本書は、すべての人(世界のすべての人という地理的・水平的広がりとまだ生まれていない将来世代の人という時間的・垂直的広がりを含む立体的概念)が生まれながらに有し、譲り渡すこともできず、奪われることもあってはならない基本的権利と自由を国際法の視点からひと通り整理したものである。すべての人が持っている法的権利である人権を実現し保護するために国際社会はどのような法的制度と手続を備えているのかについて、それぞれの分野を専門とする各担当者が、正確さを保ちつつも初心者にも理解し易いようにていねいに、情熱を込めて執筆している。
本書の構成は、第1部では、すべての人のための国際的な人権保護のメカニズムを歴史、国連システム、普遍的(世界的)人権条約、各地域の人権諸条約の各視点からひと通り整理し、第2部では、人権の具体的内容を、「女性」、「子ども」、「労働者」、「難民」、「先住民族」という代表的な各主体ごとに、また「開発と人権」という国際社会における困難な問題をいかにして両立(融合)させるかについて、それぞれ論点を分かり易く解説している。したがって、ひとまず国際人権法の内容(実体法)を具体的に知りたい場合や、大学等における授業での本書の使い方としては、まず第2部を先に読むという使い方も有用であろう。

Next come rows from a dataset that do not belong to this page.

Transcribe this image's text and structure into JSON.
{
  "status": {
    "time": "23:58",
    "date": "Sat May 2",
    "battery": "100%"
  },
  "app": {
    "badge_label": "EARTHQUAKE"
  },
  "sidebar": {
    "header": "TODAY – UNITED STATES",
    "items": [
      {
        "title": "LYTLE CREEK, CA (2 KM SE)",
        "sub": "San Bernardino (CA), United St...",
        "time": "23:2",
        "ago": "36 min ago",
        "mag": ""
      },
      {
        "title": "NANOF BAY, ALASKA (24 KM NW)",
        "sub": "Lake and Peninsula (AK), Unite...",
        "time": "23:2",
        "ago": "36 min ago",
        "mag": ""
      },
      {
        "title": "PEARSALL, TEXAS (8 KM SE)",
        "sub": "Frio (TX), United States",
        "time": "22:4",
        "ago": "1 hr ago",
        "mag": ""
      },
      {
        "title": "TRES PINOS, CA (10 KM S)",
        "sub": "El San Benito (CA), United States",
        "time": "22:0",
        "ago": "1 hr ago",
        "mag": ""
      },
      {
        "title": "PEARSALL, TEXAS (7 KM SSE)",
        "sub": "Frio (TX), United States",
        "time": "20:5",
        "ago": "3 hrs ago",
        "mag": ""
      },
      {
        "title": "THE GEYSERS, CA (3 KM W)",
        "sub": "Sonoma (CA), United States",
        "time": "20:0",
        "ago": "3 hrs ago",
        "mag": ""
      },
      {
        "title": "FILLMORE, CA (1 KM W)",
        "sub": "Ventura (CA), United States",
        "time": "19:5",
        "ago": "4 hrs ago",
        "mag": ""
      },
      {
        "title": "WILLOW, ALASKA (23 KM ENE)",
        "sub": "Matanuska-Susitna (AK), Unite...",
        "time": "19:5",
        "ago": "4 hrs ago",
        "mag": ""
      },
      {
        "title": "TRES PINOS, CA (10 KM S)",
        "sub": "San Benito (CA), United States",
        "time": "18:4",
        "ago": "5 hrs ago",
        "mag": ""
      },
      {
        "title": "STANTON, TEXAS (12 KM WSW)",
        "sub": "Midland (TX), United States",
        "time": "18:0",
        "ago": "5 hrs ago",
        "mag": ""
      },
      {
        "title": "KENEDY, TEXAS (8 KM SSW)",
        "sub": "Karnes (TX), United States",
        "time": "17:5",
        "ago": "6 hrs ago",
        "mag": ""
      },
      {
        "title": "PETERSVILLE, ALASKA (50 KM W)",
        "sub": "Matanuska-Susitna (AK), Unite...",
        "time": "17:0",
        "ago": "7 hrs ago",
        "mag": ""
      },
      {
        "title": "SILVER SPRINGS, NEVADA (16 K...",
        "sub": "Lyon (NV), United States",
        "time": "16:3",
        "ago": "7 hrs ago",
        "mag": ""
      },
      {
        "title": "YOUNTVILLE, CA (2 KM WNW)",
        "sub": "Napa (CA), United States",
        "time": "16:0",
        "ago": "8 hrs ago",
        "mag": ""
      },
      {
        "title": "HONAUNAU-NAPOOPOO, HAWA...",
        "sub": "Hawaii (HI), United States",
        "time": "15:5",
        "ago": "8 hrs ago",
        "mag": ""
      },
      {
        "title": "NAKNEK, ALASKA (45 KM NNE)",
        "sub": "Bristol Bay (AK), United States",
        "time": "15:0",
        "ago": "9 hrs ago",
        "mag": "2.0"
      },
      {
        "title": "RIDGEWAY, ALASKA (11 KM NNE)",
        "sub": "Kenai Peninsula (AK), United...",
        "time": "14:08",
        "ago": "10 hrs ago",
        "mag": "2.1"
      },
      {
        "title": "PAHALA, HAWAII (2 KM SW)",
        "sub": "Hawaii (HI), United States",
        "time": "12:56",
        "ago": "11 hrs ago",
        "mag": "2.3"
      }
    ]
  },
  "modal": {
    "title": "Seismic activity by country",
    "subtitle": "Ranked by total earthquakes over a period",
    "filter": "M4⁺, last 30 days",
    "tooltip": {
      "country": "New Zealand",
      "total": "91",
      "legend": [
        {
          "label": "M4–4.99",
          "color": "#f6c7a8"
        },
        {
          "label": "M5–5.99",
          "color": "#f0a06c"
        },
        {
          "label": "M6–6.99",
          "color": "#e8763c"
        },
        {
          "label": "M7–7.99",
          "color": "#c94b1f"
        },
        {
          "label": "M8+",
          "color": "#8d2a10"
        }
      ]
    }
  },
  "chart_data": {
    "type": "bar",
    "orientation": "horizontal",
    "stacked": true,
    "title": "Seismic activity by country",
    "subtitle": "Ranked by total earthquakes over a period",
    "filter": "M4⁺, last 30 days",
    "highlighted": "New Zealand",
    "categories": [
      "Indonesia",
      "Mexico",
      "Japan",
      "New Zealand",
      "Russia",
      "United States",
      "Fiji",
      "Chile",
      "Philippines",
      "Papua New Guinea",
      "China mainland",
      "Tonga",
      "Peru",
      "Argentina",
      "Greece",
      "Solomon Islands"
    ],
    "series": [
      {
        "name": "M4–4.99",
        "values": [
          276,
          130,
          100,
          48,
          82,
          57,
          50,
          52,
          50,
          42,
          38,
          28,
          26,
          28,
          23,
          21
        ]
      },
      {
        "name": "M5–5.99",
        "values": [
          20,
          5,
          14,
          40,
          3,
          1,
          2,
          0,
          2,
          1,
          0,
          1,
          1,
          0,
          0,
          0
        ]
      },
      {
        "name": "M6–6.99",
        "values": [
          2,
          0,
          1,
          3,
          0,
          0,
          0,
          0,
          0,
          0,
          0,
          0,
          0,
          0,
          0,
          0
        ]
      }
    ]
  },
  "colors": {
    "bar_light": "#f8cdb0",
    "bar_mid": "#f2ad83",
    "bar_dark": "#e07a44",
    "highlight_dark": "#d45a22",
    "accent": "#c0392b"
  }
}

世界人権宣言、国連先住民族権利宣言および発展の権利に関する宣言は全文を、人権諸条約も権利に関わる規定はすべて、巻末資料として掲載することで、国際人権法の学習用の入門としては、また、一般の読者が国際人権法の全体像を理解するためには、本書一冊で足りるように配慮した。破格の熱意で御協力頂いた専門家たる各執筆者諸氏と(株)国際書院代表取締役石井彰氏には、改めて心より深謝したい。